RESENHA DE LIVRO – TALVEZ VOCÊ DEVA CONVERSAR COM ALGUÉM

Embora nunca se tenha descoberto a parte inconsciente da psique humana, filósofos, romancistas e até os Vedas – texto sagrado indiano – já discorriam sobre a parte obscura da mente, há mais de mil anos. Sigmund Freud marcou seu nome na história ao identificar que os sintomas neuróticos eram mensagens inconscientes de conteúdos reprimidos, então ele criou a cura pela fala, que revolucionaria a interação entre paciente e o analista.

Funcionando como um processo de exploração e compreensão, a terapia, nos tempos modernos, é uma instância na qual paciente e terapeuta trabalham juntos para identificar e resolver problemas. Mas apesar de comprovadamente eficiente e produtiva, os diferentes métodos terapêuticos ainda são vistos com desconfiança por grande parte da sociedade, basicamente por considerarem ineficaz ou nutrindo certo preconceito perante questões psíquicas.

Nesta obra envolvente e profundamente humana, Lori Gottlieb nos convida a adentrar os bastidores da psicoterapia, com uma honestidade ímpar e, proporcionando ao público que desconhece a prática, seus valores, benefícios e fazendo cair por terra estereótipos enganosos criados pelo senso comum.

Alternando entre sua função de terapeuta e também se submetendo à terapia, a autora constrói uma narrativa que quebra o estigma de que profissionais da saúde mental são imunes às próprias dores emocionais. Gottlieb, ela própria, é a protagonista da trama, cuja condução em primeira pessoa discorre, com humor, empatia e um olhar clínico, todas as fragilidades humanas. A trama equilibra de modo eficiente os relatos dos seus pacientes, com a própria jornada emocional da autora, que após o inesperado término de seu relacionamento, resolve acatar a sugestão de uma amiga de que “talvez devesse conversar com alguém”. Temos então um conteúdo abrangente que escancara porta e janela do set terapêutico para que conheçamos um pouco mais sobre como funciona esse tratamento.

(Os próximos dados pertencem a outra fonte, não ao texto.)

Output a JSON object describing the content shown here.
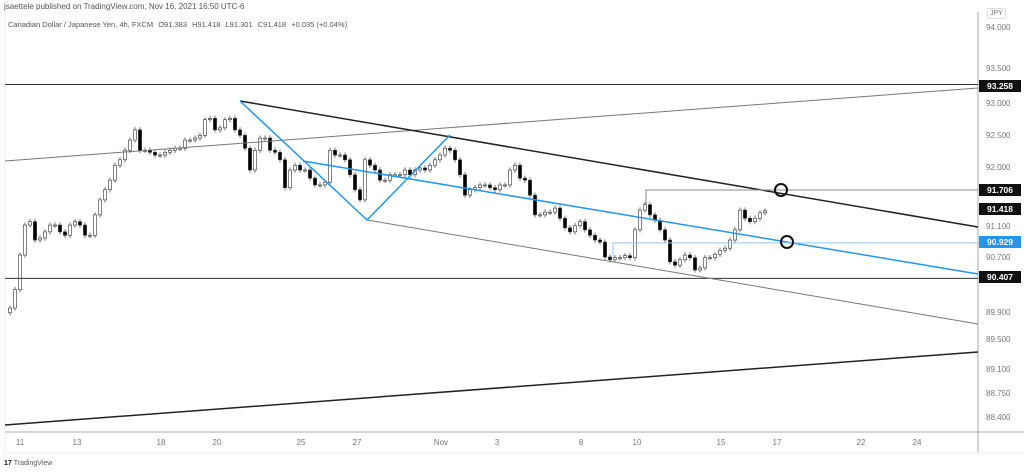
{
  "header": {
    "published": "jsaettele published on TradingView.com, Nov 16, 2021 16:50 UTC-6",
    "symbol": "Canadian Dollar / Japanese Yen, 4h, FXCM",
    "open": "O91.383",
    "high": "H91.418",
    "low": "L91.301",
    "close": "C91.418",
    "change": "+0.035 (+0.04%)"
  },
  "footer": {
    "logo": "TradingView"
  },
  "chart_data": {
    "type": "candlestick",
    "symbol": "CADJPY",
    "interval": "4h",
    "currency": "JPY",
    "grid": false,
    "y_ticks": [
      "94.000",
      "93.500",
      "93.000",
      "92.500",
      "92.000",
      "91.100",
      "90.700",
      "89.900",
      "89.500",
      "89.100",
      "88.750",
      "88.400"
    ],
    "x_ticks": [
      "11",
      "13",
      "18",
      "20",
      "25",
      "27",
      "Nov",
      "3",
      "8",
      "10",
      "15",
      "17",
      "22",
      "24"
    ],
    "price_labels": [
      {
        "value": "93.258",
        "color": "#000000"
      },
      {
        "value": "91.706",
        "color": "#000000"
      },
      {
        "value": "91.418",
        "color": "#000000"
      },
      {
        "value": "90.929",
        "color": "#2196f3"
      },
      {
        "value": "90.407",
        "color": "#000000"
      }
    ],
    "horizontal_levels": [
      93.258,
      91.706,
      90.929,
      90.407
    ],
    "up_color": "#ffffff",
    "down_color": "#000000",
    "trend_color": "#2196f3",
    "first_open": 89.9,
    "closes": [
      89.97,
      90.24,
      90.75,
      91.19,
      91.24,
      90.97,
      91.0,
      91.09,
      91.19,
      91.19,
      91.09,
      91.04,
      91.19,
      91.24,
      91.19,
      91.04,
      91.04,
      91.34,
      91.56,
      91.71,
      91.85,
      92.07,
      92.15,
      92.29,
      92.44,
      92.59,
      92.29,
      92.29,
      92.26,
      92.22,
      92.22,
      92.26,
      92.29,
      92.32,
      92.32,
      92.44,
      92.44,
      92.47,
      92.51,
      92.74,
      92.76,
      92.59,
      92.62,
      92.74,
      92.76,
      92.59,
      92.51,
      92.32,
      92.0,
      92.29,
      92.47,
      92.47,
      92.29,
      92.26,
      92.15,
      91.74,
      92.0,
      92.07,
      92.0,
      92.0,
      91.88,
      91.78,
      91.78,
      91.82,
      92.29,
      92.22,
      92.22,
      92.15,
      91.93,
      91.71,
      91.56,
      92.15,
      92.07,
      92.0,
      91.85,
      91.85,
      91.93,
      91.93,
      91.93,
      92.0,
      91.93,
      92.0,
      92.03,
      92.0,
      92.07,
      92.15,
      92.22,
      92.32,
      92.29,
      92.15,
      91.93,
      91.63,
      91.71,
      91.74,
      91.78,
      91.78,
      91.74,
      91.71,
      91.78,
      91.78,
      92.0,
      92.07,
      91.88,
      91.85,
      91.63,
      91.34,
      91.34,
      91.38,
      91.38,
      91.44,
      91.29,
      91.15,
      91.09,
      91.18,
      91.24,
      91.12,
      91.04,
      90.97,
      90.94,
      90.72,
      90.68,
      90.71,
      90.71,
      90.74,
      90.71,
      91.12,
      91.41,
      91.49,
      91.34,
      91.26,
      91.12,
      90.97,
      90.65,
      90.6,
      90.68,
      90.75,
      90.71,
      90.53,
      90.56,
      90.71,
      90.71,
      90.76,
      90.82,
      90.85,
      90.97,
      91.12,
      91.41,
      91.29,
      91.24,
      91.29,
      91.37,
      91.4
    ]
  }
}
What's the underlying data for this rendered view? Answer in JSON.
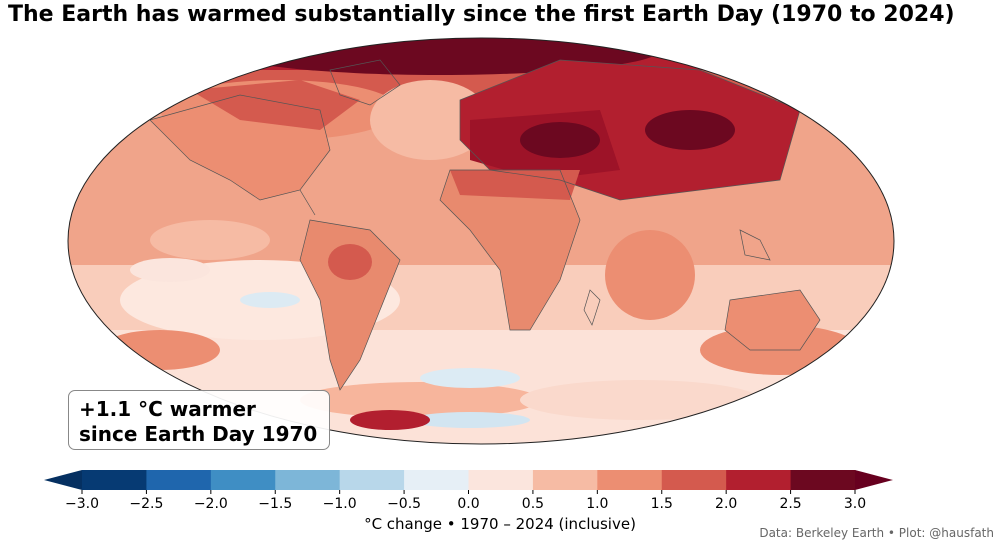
{
  "title": "The Earth has warmed substantially since the first Earth Day (1970 to 2024)",
  "callout": {
    "line1": "+1.1 °C warmer",
    "line2": "since Earth Day 1970"
  },
  "colorbar": {
    "label": "°C change  •  1970 – 2024 (inclusive)",
    "ticks": [
      "−3.0",
      "−2.5",
      "−2.0",
      "−1.5",
      "−1.0",
      "−0.5",
      "0.0",
      "0.5",
      "1.0",
      "1.5",
      "2.0",
      "2.5",
      "3.0"
    ],
    "colors": [
      "#063a73",
      "#1f66ad",
      "#3f8ec4",
      "#7db6d8",
      "#b8d7ea",
      "#e6eff6",
      "#fbe5dd",
      "#f6bba4",
      "#ec8e72",
      "#d45a4e",
      "#b21f2f",
      "#6c0820"
    ],
    "extend_low_color": "#053061",
    "extend_high_color": "#67001f"
  },
  "credit": "Data: Berkeley Earth  •  Plot: @hausfath",
  "palette": {
    "ocean_base": "#f2a88f",
    "land_base": "#e88a6e"
  }
}
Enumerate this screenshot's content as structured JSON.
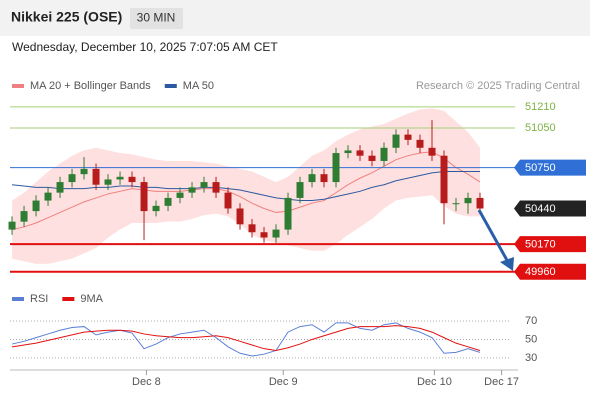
{
  "header": {
    "title": "Nikkei 225 (OSE)",
    "interval": "30 MIN",
    "datetime": "Wednesday, December 10, 2025 7:07:05 AM CET"
  },
  "chart_data": [
    {
      "type": "candlestick",
      "source": "Research © 2025 Trading Central",
      "xlim": [
        -0.17,
        41.5
      ],
      "xticks": [
        {
          "value": 11.2,
          "label": "Dec 8"
        },
        {
          "value": 22.6,
          "label": "Dec 9"
        },
        {
          "value": 35.2,
          "label": "Dec 10"
        },
        {
          "value": 40.8,
          "label": "Dec 17"
        }
      ],
      "ylim": [
        49860,
        51300
      ],
      "up_color": "#2e7d32",
      "down_color": "#b71c1c",
      "open": [
        50280,
        50340,
        50420,
        50500,
        50560,
        50640,
        50700,
        50740,
        50620,
        50660,
        50680,
        50640,
        50420,
        50460,
        50520,
        50560,
        50600,
        50640,
        50560,
        50440,
        50320,
        50260,
        50220,
        50280,
        50520,
        50640,
        50700,
        50640,
        50860,
        50880,
        50840,
        50800,
        50900,
        51000,
        50960,
        50900,
        50840,
        50480,
        50480,
        50520
      ],
      "high": [
        50380,
        50460,
        50540,
        50600,
        50680,
        50740,
        50830,
        50780,
        50700,
        50720,
        50720,
        50680,
        50500,
        50560,
        50600,
        50640,
        50680,
        50680,
        50600,
        50480,
        50360,
        50300,
        50320,
        50560,
        50680,
        50740,
        50740,
        50900,
        50920,
        50920,
        50880,
        50940,
        51040,
        51040,
        51000,
        51110,
        50880,
        50520,
        50560,
        50560
      ],
      "low": [
        50240,
        50300,
        50380,
        50460,
        50520,
        50600,
        50660,
        50580,
        50580,
        50620,
        50600,
        50200,
        50380,
        50420,
        50480,
        50520,
        50560,
        50520,
        50400,
        50280,
        50220,
        50180,
        50180,
        50240,
        50480,
        50600,
        50600,
        50600,
        50820,
        50800,
        50760,
        50760,
        50860,
        50920,
        50860,
        50800,
        50320,
        50420,
        50400,
        50400
      ],
      "close": [
        50340,
        50420,
        50500,
        50560,
        50640,
        50700,
        50740,
        50620,
        50660,
        50680,
        50640,
        50420,
        50460,
        50520,
        50560,
        50600,
        50640,
        50560,
        50440,
        50320,
        50260,
        50220,
        50280,
        50520,
        50640,
        50700,
        50640,
        50860,
        50880,
        50840,
        50800,
        50900,
        51000,
        50960,
        50900,
        50840,
        50480,
        50480,
        50520,
        50440
      ],
      "series": [
        {
          "name": "MA 20 + Bollinger Bands",
          "color": "#f08080",
          "band_color": "#ffd6d6",
          "values": [
            50280,
            50300,
            50330,
            50370,
            50410,
            50450,
            50490,
            50520,
            50550,
            50570,
            50590,
            50580,
            50570,
            50570,
            50570,
            50580,
            50590,
            50590,
            50570,
            50530,
            50480,
            50440,
            50410,
            50420,
            50450,
            50480,
            50500,
            50560,
            50620,
            50670,
            50710,
            50760,
            50810,
            50840,
            50860,
            50870,
            50820,
            50750,
            50700,
            50640
          ],
          "upper": [
            50500,
            50560,
            50640,
            50720,
            50780,
            50840,
            50880,
            50900,
            50880,
            50860,
            50850,
            50830,
            50810,
            50800,
            50800,
            50800,
            50790,
            50780,
            50760,
            50740,
            50720,
            50680,
            50640,
            50680,
            50760,
            50840,
            50880,
            50950,
            51000,
            51040,
            51060,
            51080,
            51120,
            51160,
            51190,
            51200,
            51180,
            51100,
            51020,
            50900
          ],
          "lower": [
            50060,
            50040,
            50020,
            50020,
            50040,
            50060,
            50100,
            50140,
            50220,
            50280,
            50330,
            50330,
            50330,
            50340,
            50340,
            50360,
            50390,
            50400,
            50380,
            50320,
            50240,
            50200,
            50180,
            50160,
            50140,
            50120,
            50120,
            50170,
            50240,
            50300,
            50360,
            50440,
            50500,
            50520,
            50530,
            50540,
            50460,
            50400,
            50380,
            50380
          ]
        },
        {
          "name": "MA 50",
          "color": "#2c5aa0",
          "values": [
            50620,
            50610,
            50600,
            50600,
            50590,
            50590,
            50590,
            50600,
            50600,
            50610,
            50610,
            50600,
            50600,
            50590,
            50590,
            50590,
            50600,
            50600,
            50590,
            50580,
            50560,
            50540,
            50520,
            50510,
            50500,
            50500,
            50510,
            50530,
            50550,
            50570,
            50600,
            50620,
            50650,
            50670,
            50690,
            50710,
            50720,
            50720,
            50720,
            50720
          ]
        }
      ],
      "levels": [
        {
          "value": 51210,
          "color": "#a5d07a",
          "style": "line"
        },
        {
          "value": 51050,
          "color": "#a5d07a",
          "style": "line"
        },
        {
          "value": 50750,
          "color": "#2f6fd6",
          "style": "tag"
        },
        {
          "value": 50440,
          "color": "#222222",
          "style": "price"
        },
        {
          "value": 50170,
          "color": "#e01010",
          "style": "tag"
        },
        {
          "value": 49960,
          "color": "#e01010",
          "style": "tag"
        }
      ]
    },
    {
      "type": "line",
      "ylim": [
        19,
        82
      ],
      "yticks": [
        70,
        50,
        30
      ],
      "series": [
        {
          "name": "RSI",
          "color": "#5b7fd6",
          "values": [
            45,
            48,
            52,
            56,
            60,
            63,
            64,
            55,
            58,
            60,
            57,
            40,
            45,
            52,
            56,
            58,
            60,
            52,
            42,
            35,
            32,
            34,
            38,
            58,
            64,
            66,
            58,
            68,
            68,
            62,
            60,
            66,
            68,
            62,
            58,
            52,
            35,
            36,
            40,
            36
          ]
        },
        {
          "name": "9MA",
          "color": "#e01010",
          "values": [
            42,
            44,
            46,
            49,
            52,
            55,
            58,
            59,
            60,
            60,
            59,
            56,
            54,
            53,
            52,
            52,
            53,
            54,
            52,
            48,
            44,
            40,
            38,
            41,
            45,
            50,
            54,
            58,
            62,
            64,
            64,
            64,
            65,
            64,
            62,
            58,
            52,
            46,
            42,
            38
          ]
        }
      ]
    }
  ]
}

TALVEZ VOCÊ DEVA CONVERSAR COM ALGUÉM é um livro que se destaca por tornar acessível os conceitos da psicologia clínica sem simplificá-los, conectando teoria e prática por meio de histórias reais e impactantes, algumas quase me trouxeram lágrimas, é uma leitura que humaniza tanto terapeuta quanto paciente e, sobretudo, ressalta o poder curativo por meio da escuta e do diálogo.

A protagonista e autora foge do clichê da profissional excelente e distante, que olha para os pacientes como se fossem seres inferiores pela ausência dos conhecimentos que detém. Não…, Lori Gottlieb é uma pessoa real, cheia de dúvidas, dores e contradições, quebrando o mito de que terapeutas são figuras inalcançáveis ou sem problemas.

Outro ponto forte é quanto a desmistificação da prática terapêutica. O livro mostra o que realmente ocorre durante uma sessão de terapia, desfazendo a imagem errônea de que se trata de um mero desabafo do paciente. A autora traz à tona valores éticos verdadeiros do processo clínico.

TALVEZ VOCÊ DEVA CONVERSAR COM ALGUÉM é uma excelente obra, cuja linguagem acessível e histórias cativantes aproximam o leitor do universo da saúde mental, sem tornar o tema medíocre. Em um mundo onde o sofrimento recorrentemente é silenciado, o livro é uma ode às emoções humanas…, da tristeza à raiva, da solidão à ansiedade, são experiências legítimas e tratáveis.